Just curious: Do the product with low demand such as MI300 stocks a certain level of inventory? Or is it manufactured on demand?
The production cycle for advanced products like these are quite long. Silicon fabrication + packaging + testing + shipping (though these are high cost enough that air freight can be used) takes 2-3 months. The fab capacity has to be booked in advance though you can pay for faster hot lots if required and capacity is available. The HBM memory has to also be ordered in advance given the current demand (As per recent reports HBM capacity is practically sold out through 2025). AMD has a pretty good idea of the expected demand as they engage with customers well in advance for production and allocation given the lead times involved. The most recent estimate I can remember is they expect ~$4B in sales for MI300 in 2024 (Not sure if this is just MI300X or includes MI300A as well). There are also other components customers have to procure, i.e. sever racks, CPUs, RAM, SSDs, etc which have their own lead times as well so it has to be planned in sync.

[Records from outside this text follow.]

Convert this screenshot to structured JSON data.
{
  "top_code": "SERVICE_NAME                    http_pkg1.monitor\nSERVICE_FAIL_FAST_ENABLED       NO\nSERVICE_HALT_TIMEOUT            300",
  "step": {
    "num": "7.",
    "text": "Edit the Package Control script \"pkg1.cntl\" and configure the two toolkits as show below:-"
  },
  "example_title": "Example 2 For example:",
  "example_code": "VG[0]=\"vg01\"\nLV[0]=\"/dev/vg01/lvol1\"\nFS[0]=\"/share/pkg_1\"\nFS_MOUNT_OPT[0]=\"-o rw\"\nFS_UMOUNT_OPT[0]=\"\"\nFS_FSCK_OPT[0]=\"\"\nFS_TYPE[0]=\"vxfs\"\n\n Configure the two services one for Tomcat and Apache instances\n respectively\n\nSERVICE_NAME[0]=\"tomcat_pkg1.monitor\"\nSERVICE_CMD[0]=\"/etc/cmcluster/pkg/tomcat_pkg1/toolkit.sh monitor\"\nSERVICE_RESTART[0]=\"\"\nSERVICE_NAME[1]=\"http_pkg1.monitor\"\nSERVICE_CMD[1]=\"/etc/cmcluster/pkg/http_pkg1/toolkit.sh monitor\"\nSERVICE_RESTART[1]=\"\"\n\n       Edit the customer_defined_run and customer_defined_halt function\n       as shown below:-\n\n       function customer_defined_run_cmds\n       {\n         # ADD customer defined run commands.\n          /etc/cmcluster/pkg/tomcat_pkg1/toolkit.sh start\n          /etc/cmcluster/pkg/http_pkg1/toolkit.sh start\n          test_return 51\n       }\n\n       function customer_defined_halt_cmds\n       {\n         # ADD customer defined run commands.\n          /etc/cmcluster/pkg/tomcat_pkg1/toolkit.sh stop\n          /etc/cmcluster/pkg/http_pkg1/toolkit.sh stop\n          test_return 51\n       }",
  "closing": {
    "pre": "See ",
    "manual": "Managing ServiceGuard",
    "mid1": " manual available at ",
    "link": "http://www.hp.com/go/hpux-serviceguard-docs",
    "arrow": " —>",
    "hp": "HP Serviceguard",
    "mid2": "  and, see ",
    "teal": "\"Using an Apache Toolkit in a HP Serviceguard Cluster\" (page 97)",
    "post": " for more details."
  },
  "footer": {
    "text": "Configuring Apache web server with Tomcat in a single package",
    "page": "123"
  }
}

So short answer, planned in advance and manufactured as per demand. These things also cost like ~$20K USD so you don't want to have a lot of expensive inventory lying around, though given the current demand situation, there is practically no scope for inventory anyway. And from what I understand, the current limitation to production for both AMD and Nvidia is packaging capacity not fab capacity.